32 | 129.8718 | 191.3955 | 245.3068 | 295.5411 | . |

33 | 134.9303 | 198.552 | 254.2809 | . | . |

34 | 140.0191 | 205.7431 | 263.2927 | . | . |

35 | 145.1373 | 212.9677 | 272.3412 | . | . |

36 | 150.2841 | 220.2247 | 281.4251 | . | . |

37 | 155.4587 | 227.5133 | 290.5436 | . | . |

38 | 160.6603 | 234.833 | 299.6956 | . | . |

39 | 165.8882 | 242.1819 | 308.8803 | . | . |

40 | 171.142 | 249.5602 | 318.0967 | . | . |

this looks good for now

Sally

Quote:Ace2Can someone run the number for 1000 coupons, getting at least 2 of each ? I’d be interested to know if there’s a limit. Based on what I’ve seen the limit could be the natural log of 2. So if the average is about 7,485 tries to get all of them once, it would be that divided by 0.693 = 10,800 to get all of them twice. Just a guess.

I can't use the formula for anything above about 50, as there's either an overflow or an underflow (i.e. the number is so small that it is treated as zero) that's throwing the results off.

For those of you interested in details, it's something like this: for 51 coupons, with M = 50 and J = 25, the value involved in the sum is on the order of 10

^{18}. However, 64-bit floating point numbers as implemented by Microsoft are only accurate to about 15 digits, so it's going to be off by up to 1000, which is not good when the final sum (over all J from 0 to 50) is supposed to be around 400.

However, when I run a simulation on various numbers of coupons up to 1000, and divide the simulated average number of draws needed to get two of each by the expected number needed to get one of each, it approaches something like 1.319.
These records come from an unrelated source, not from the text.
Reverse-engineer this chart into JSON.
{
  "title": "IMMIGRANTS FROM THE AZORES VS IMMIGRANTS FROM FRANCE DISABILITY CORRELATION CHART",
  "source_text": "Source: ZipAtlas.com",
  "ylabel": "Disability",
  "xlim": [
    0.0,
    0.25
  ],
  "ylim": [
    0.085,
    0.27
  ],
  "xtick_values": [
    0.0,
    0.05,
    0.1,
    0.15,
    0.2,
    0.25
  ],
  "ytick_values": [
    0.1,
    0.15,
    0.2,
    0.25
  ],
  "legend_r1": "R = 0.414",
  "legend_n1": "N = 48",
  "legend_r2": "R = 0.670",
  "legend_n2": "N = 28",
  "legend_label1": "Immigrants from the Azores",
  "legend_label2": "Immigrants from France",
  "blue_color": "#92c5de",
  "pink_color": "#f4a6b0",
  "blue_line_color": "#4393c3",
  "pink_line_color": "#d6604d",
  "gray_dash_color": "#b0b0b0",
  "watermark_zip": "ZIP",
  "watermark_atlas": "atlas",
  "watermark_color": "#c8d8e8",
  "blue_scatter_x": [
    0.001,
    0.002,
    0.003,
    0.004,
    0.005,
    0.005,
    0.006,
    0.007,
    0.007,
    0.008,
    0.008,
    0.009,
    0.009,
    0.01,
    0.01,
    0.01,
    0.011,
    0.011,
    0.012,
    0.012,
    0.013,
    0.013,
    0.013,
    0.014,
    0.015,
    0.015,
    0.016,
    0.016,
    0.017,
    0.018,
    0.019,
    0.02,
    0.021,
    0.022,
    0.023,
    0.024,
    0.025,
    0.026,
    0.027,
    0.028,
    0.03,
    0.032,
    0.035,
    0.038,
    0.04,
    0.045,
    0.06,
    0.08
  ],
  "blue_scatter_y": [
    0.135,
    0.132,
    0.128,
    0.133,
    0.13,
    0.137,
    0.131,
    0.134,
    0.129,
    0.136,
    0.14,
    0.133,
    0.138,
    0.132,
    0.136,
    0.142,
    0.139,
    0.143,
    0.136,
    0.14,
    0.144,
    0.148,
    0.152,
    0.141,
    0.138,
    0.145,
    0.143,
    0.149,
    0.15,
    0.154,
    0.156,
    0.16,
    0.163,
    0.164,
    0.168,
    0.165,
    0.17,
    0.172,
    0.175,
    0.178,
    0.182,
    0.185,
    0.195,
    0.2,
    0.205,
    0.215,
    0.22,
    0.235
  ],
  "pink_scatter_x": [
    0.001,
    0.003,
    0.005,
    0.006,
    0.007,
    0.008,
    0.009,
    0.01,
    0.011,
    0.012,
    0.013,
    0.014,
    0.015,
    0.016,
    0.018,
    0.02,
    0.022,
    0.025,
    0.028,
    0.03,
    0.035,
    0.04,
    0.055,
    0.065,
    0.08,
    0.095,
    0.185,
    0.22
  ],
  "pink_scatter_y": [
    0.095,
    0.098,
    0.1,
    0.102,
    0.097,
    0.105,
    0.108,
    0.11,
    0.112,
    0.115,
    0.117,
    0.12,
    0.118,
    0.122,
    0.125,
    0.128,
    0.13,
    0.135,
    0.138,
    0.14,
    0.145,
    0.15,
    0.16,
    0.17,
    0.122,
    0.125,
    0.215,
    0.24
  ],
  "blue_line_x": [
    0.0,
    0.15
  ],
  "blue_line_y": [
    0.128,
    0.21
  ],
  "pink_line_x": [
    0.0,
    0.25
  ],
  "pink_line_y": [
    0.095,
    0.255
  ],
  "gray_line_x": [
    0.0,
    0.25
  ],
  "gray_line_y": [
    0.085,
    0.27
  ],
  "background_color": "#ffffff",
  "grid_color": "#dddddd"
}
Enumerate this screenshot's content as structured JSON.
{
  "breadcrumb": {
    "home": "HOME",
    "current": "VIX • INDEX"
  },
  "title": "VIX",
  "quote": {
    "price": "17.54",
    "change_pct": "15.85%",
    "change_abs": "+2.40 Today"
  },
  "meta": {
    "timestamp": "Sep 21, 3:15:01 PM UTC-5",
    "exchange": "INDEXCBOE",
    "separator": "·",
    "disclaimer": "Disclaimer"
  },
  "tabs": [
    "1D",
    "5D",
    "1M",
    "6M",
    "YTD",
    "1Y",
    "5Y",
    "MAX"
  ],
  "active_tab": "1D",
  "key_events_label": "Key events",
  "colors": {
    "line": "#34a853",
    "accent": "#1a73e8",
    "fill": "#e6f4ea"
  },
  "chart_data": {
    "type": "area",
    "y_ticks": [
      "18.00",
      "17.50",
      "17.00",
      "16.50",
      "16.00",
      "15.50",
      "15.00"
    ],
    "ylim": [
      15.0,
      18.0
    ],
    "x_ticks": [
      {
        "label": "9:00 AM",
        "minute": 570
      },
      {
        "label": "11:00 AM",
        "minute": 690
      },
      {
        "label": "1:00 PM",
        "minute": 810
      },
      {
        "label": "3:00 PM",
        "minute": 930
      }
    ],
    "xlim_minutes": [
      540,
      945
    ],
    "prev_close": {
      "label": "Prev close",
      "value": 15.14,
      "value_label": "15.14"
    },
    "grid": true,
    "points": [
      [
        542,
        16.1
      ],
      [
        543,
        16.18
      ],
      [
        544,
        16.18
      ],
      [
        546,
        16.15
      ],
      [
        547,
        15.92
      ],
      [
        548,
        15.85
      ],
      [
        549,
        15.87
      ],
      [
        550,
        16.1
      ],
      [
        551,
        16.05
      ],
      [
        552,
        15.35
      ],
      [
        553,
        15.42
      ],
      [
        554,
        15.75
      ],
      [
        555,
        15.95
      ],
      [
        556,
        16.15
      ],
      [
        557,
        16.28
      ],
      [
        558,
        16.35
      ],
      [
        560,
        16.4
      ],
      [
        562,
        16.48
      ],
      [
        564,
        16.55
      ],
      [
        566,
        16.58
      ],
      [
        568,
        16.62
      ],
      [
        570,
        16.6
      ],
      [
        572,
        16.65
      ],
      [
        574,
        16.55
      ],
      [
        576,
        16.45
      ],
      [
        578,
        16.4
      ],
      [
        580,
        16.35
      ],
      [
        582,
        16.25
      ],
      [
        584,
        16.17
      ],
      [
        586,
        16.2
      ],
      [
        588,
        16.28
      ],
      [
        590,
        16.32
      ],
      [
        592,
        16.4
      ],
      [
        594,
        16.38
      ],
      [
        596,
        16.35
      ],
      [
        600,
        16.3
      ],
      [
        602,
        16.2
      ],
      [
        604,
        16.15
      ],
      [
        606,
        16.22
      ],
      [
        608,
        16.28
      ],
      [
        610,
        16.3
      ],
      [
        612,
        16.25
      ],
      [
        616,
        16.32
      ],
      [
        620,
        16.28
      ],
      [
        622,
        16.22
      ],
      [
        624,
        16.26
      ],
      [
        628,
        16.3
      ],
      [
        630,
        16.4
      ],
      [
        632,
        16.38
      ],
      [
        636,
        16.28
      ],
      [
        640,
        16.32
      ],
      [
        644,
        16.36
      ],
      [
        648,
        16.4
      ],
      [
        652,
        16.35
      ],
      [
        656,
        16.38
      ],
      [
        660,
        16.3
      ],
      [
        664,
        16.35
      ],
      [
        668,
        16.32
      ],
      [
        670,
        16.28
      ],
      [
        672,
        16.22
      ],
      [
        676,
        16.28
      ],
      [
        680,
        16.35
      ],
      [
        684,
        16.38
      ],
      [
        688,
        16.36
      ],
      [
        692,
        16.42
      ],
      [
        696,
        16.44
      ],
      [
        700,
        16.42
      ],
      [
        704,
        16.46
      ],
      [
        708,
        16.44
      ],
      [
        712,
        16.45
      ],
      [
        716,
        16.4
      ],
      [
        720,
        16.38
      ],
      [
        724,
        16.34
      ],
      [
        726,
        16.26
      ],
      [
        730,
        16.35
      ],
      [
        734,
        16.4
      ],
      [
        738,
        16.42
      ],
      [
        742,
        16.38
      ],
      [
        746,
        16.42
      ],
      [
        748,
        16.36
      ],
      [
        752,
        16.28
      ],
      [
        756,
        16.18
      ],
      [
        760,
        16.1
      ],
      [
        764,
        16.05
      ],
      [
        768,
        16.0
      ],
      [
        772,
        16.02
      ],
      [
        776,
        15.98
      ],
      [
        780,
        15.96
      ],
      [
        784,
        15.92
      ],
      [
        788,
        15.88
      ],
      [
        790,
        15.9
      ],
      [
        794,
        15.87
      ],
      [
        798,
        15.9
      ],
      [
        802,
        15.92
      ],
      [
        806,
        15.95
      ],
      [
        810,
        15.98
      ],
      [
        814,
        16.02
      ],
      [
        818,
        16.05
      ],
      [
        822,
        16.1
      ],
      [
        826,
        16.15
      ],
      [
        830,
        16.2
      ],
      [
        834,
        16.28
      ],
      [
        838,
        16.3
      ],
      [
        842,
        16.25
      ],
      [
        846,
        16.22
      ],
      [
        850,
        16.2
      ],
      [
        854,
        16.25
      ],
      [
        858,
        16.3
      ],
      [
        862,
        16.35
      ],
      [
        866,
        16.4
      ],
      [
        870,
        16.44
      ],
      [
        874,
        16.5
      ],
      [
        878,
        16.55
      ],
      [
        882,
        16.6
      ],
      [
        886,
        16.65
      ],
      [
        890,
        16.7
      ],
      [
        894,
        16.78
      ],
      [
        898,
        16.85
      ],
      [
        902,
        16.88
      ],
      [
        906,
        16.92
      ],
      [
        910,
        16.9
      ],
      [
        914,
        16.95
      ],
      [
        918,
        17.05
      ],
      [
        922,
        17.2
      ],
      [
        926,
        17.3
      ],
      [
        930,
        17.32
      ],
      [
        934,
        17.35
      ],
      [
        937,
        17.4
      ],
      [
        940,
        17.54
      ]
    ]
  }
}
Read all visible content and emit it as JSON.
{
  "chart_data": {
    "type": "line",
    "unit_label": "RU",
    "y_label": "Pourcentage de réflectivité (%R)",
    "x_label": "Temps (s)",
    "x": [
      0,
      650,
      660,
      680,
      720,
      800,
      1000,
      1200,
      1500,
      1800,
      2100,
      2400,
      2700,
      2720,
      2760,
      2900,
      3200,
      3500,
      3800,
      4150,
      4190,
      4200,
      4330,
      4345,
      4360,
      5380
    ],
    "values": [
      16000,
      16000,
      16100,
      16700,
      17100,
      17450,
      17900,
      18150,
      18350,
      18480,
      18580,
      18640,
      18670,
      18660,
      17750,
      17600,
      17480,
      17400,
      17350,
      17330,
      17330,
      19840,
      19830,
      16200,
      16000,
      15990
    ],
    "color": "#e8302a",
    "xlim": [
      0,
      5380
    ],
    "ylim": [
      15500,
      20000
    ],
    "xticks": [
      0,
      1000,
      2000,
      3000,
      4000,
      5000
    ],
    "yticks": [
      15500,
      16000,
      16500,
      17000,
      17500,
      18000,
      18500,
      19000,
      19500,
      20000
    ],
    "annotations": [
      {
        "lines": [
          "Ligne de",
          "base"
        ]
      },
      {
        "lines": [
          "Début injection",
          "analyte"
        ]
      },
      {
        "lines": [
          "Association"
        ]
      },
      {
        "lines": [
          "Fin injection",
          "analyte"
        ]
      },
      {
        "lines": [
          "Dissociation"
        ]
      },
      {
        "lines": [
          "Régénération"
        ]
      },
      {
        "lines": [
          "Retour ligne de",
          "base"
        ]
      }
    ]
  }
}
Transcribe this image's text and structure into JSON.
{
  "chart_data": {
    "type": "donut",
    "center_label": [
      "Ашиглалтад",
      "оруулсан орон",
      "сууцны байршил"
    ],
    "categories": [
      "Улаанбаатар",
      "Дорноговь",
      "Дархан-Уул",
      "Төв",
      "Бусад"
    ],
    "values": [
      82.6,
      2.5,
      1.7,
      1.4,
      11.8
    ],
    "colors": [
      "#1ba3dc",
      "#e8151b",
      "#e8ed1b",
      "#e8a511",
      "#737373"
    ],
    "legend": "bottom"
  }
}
EDIT: At 5000, it's more like 1.278.

As a matter of fact, I wouldn't be surprised if the limit of the ratio is 1. If you have, say, Googolplex (that's 1 followed by googol zeroes) different coupons, there's a very, very, very good chance you will be very close to having chosen all of the coupons at least twice by the time you choose every coupon once.